Nas entrevistas que assisti ontem me chamaram atenção duas questões. Uma sobre o custo da segurança que faltou aos trabalhadores na hora do acidente. Um engenheiro de minas afirmou que deveria haver mais de uma saída, justamente para permitir uma fuga no caso do desabamento da entrada principal. Aqui vale lembrar o que fazia Virgulino Lampião, ao nunca acampar em local que tivesse apenas uma saída de fuga, para evitar uma emboscada fatal. Pois na única ocasião em que abriu mão de sua regra defensiva, tombou junto com Maria Bonita e seu bando no Raso da Catarina. Corisco, prevenido, escapou e ainda vingou o Capitão. Voltando ao Chile, os mineiros foram vítimas da atitude mesquinha dos milionários donos das minas, que se recusam a adotar medidas de segurança para não elevar muito o preço do minério extraído e perderem competitividade no mercado internacional. Essa é uma regra do capitalismo, reduzir os custos, nem que para isso sacrifiquem vidas, explorem os trabalhadores.

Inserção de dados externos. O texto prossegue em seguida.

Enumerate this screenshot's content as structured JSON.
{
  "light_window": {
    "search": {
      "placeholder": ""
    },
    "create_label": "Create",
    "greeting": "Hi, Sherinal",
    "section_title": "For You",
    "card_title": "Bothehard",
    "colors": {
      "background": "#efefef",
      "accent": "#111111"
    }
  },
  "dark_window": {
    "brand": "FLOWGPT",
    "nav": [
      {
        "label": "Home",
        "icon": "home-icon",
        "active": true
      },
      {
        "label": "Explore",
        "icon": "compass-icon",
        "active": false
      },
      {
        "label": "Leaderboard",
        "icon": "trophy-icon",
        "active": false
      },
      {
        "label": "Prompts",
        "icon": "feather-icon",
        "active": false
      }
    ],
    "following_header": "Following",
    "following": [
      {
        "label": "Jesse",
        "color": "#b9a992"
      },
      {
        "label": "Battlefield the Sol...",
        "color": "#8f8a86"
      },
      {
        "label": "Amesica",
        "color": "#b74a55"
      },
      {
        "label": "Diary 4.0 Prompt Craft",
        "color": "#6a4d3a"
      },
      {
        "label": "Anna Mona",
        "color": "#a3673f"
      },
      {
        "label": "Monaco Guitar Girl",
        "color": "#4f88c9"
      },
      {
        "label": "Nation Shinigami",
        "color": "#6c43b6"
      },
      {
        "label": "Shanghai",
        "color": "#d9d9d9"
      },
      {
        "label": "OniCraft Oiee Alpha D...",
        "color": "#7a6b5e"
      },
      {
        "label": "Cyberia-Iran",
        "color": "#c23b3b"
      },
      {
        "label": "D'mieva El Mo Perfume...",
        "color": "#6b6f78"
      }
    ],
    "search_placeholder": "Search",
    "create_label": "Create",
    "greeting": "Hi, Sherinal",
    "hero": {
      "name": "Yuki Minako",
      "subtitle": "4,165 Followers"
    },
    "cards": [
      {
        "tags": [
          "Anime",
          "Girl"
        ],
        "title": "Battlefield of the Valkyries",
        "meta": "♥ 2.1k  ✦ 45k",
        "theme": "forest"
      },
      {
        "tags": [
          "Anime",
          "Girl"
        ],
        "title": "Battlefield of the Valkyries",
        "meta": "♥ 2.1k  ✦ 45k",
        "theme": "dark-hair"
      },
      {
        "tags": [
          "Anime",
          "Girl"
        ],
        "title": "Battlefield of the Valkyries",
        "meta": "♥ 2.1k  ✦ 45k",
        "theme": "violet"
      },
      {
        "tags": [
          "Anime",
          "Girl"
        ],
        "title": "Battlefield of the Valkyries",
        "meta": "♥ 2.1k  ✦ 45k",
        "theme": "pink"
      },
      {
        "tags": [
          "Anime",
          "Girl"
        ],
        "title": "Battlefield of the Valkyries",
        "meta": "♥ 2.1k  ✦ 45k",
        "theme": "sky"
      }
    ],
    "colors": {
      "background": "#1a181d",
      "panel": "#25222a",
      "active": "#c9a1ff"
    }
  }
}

Outras questão que também me chamou atenção foi justamente o custo da operação. Fala-se em 20 milhões de dólares, o que significa que a vida de cada trabalhador custou cerca de 600 mil dólares, uma merreca diante dos lucros vultosos dos patrões. Sebastian Piñera, presidente chileno, se recusou a confirmar o valor dizendo apenas que custou o necessário. Talvez tenha vergonha de admitir que a vida dezenas de trabalhadores valham tão pouco e seja obrigado a se comprometer a exigir mais segurança para os milhares de trabalhadores que se arriscam nas muitas minas do Chile. Vale lembrar que José Piñera, irmão do atual presidente, foi Ministro do Trabalho do ditador Augusto Pinochet e comandou uma reforma trabalhista que precarizou muito o trabalho nas minas chilenas. Agora, depois de ser cobrado por Luis Urzúa, o último mineiro resgatado, para evitar que aquele acidente "nunca mais aconteça", Piñera promete mudar as "condições desumanas" que seu manito impôs aos trabalhadores do seu país. Foi preciso que uma tragédia que comoveu o mundo pairasse sobre o Chile para que o presidente percebesse o sofrimento dos trabalhadores.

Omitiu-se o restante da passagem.